We’d been together almost three days when I woke up one morning to a growling stomach. I’d left the room a few times to bring us food—water and stuff that’d keep, because every time I left for even a minute, the first thing Alexis wanted when I came back was me.

I was a blissful kind of sore when I grabbed my pants and stuffed my legs in. We needed breakfast, then I was going to stroke my fingers down his arm and tell him stories just because I wanted to.

My head was finally starting to clear up, so I figured maybe Alexis was coming out of it. Didn’t mean we couldn’t snuggle and feed each other grapes though.

It was late in the morning, so I figured Claudia would be in bed and Birch would be at school already. I’d been making a quick habit of poking my head in on her, just so Alexis wouldn’t worry.

She’d been doing just fine, far as I could tell. But that morning, she wasn’t in her room. She was seated at the round table in the kitchen, Linden sat beside her with a couple mugs of tea steaming in the middle of the table.

I wished I’d grabbed my shirt.

“Good morning,” I muttered, keeping my head down as I went to the fridge.

“Hey there, Ridge,” Linden said.
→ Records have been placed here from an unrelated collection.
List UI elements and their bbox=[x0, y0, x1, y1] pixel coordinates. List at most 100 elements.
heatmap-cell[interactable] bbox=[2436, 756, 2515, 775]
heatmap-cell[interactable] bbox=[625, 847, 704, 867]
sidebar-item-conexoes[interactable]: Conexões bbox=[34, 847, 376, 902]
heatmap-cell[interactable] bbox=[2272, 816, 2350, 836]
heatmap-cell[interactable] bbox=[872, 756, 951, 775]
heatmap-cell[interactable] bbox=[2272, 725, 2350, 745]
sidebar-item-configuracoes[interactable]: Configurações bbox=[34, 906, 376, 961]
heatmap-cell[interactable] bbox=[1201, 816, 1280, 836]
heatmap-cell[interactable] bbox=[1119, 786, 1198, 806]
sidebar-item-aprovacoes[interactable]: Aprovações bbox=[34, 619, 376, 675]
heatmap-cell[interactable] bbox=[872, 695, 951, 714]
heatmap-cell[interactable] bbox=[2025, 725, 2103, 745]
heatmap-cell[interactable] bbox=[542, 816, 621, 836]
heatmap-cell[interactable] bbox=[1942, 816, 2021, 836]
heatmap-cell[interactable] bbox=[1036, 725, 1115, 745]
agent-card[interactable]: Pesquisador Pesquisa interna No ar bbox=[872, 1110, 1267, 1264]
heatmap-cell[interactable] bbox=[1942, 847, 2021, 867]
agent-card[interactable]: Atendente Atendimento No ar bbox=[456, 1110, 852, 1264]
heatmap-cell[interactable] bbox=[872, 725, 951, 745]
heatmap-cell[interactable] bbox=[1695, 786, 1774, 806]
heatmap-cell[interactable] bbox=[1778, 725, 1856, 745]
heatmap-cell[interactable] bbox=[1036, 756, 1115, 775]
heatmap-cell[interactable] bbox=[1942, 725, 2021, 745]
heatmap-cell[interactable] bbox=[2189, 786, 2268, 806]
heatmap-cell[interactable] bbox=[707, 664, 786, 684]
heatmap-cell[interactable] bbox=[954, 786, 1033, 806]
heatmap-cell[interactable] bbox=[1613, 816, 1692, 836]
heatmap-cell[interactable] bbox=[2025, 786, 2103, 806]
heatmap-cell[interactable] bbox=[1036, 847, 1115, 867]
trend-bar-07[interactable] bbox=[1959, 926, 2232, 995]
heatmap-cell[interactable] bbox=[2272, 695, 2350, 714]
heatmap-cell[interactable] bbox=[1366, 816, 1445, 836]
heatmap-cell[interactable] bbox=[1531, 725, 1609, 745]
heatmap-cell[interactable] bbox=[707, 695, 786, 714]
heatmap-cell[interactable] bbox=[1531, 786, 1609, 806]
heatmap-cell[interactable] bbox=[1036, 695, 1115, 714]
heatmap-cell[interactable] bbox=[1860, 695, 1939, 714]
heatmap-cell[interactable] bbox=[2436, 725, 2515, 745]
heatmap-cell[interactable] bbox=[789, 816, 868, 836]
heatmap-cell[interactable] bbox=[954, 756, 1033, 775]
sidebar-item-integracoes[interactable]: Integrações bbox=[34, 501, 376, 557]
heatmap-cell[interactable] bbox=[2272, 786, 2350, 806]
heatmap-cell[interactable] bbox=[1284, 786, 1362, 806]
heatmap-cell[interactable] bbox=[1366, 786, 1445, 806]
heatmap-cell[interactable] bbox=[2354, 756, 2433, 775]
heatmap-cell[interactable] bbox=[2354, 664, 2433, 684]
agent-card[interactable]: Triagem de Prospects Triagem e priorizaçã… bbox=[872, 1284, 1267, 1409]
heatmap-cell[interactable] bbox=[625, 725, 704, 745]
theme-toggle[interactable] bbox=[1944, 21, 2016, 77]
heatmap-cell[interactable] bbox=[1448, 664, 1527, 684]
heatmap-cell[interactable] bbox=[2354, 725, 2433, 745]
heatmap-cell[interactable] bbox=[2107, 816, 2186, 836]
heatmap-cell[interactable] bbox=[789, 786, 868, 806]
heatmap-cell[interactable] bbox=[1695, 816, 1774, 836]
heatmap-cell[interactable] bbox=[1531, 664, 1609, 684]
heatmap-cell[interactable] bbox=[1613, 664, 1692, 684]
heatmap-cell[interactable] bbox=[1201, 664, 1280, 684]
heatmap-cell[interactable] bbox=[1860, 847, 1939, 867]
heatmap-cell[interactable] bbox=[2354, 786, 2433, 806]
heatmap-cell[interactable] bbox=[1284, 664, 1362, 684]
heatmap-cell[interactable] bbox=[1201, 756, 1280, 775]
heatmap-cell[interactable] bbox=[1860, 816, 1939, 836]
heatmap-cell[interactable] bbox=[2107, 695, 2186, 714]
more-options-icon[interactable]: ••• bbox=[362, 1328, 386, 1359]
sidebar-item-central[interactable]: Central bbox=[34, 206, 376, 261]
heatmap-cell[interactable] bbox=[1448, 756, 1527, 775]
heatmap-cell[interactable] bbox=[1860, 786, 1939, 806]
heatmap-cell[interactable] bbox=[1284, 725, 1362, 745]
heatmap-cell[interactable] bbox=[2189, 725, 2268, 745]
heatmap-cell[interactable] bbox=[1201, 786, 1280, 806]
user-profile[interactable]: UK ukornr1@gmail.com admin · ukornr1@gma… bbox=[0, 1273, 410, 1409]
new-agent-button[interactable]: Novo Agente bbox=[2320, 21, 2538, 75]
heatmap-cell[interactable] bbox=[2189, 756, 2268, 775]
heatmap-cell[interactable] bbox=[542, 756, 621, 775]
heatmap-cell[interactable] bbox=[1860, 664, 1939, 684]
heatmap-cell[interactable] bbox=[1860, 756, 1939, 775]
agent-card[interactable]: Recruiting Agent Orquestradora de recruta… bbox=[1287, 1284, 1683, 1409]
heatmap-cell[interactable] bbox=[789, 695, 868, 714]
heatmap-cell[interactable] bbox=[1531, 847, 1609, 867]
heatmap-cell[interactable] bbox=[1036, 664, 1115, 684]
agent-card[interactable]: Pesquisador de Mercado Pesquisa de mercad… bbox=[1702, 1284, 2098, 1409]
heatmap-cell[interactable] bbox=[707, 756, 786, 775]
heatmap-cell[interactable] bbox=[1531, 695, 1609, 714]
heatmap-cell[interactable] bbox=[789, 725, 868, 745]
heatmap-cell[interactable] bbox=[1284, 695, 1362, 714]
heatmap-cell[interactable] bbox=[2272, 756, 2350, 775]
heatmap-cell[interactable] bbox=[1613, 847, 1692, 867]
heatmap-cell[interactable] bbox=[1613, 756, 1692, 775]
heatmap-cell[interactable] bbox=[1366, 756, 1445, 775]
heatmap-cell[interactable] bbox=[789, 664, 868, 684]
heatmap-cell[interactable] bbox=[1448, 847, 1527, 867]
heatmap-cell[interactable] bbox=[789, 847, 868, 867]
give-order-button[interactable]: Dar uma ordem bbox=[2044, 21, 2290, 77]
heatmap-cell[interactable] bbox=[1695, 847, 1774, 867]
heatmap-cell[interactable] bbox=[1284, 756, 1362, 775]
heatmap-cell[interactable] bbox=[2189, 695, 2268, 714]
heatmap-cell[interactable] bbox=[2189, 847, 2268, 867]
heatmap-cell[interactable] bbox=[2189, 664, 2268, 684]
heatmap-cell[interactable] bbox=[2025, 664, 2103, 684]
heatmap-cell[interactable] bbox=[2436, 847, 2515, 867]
I looked back over my shoulder, and Claudia was frowning at me beside them.

I couldn’t shake the idea that I’d done something wrong. Neither one of them seemed entirely pleased to see me. Maybe it was just that I didn’t have a shirt on, but werewolves weren’t usually that shy about skin.

“Something the matter?” I asked when I stepped back from the open fridge with a bowl of grapes.

The two of them gave me the strangest look, sad and sorry, and I couldn’t account for it, but it was putting me on edge.

Claudia’s lips pursed. She ducked her head. It was the first time I ever saw her let somebody talk over her, and only when it was clear she didn’t have anything good to say did Linden Grove step in.

“The Sterling Corporation approached the pack with an offer on the Hills’ farm,” he said real slow.

I blinked. “Well, okay. But Barbara and Henrik would never take it.”

Mind, I’d never thought my parents would take that kind of deal either. I wanted to reject the whole prospect right off, blow it away before anybody gave it any credence.

I hugged the cold glass bowl of grapes against my chest and stared at the pair of them. Nobody was doing this, so there was nothing to worry about. But all that cool glass against my flushed skin sure did help me keep my head on straight.

“It’s not entirely up to them. The Hills put the farm in a conservation land trust for the pack,” Linden explained calmly. “Ford’s—” He took a second to grimace. “Nobody knows what Ford’s going to do when the Hills are gone.”

As much as I wanted to think Ford would be there forever, I understood what he was saying. Ford’s moods were already irritable. He was lost. And in all likelihood, when he felt nobody needed him anymore, he’d go out into the woods and wouldn’t ever come back.

I just figured after a while, he might figure out that the pack did need him. I’d never had a brother, but Ford and I could work the farm together. Look out for each other.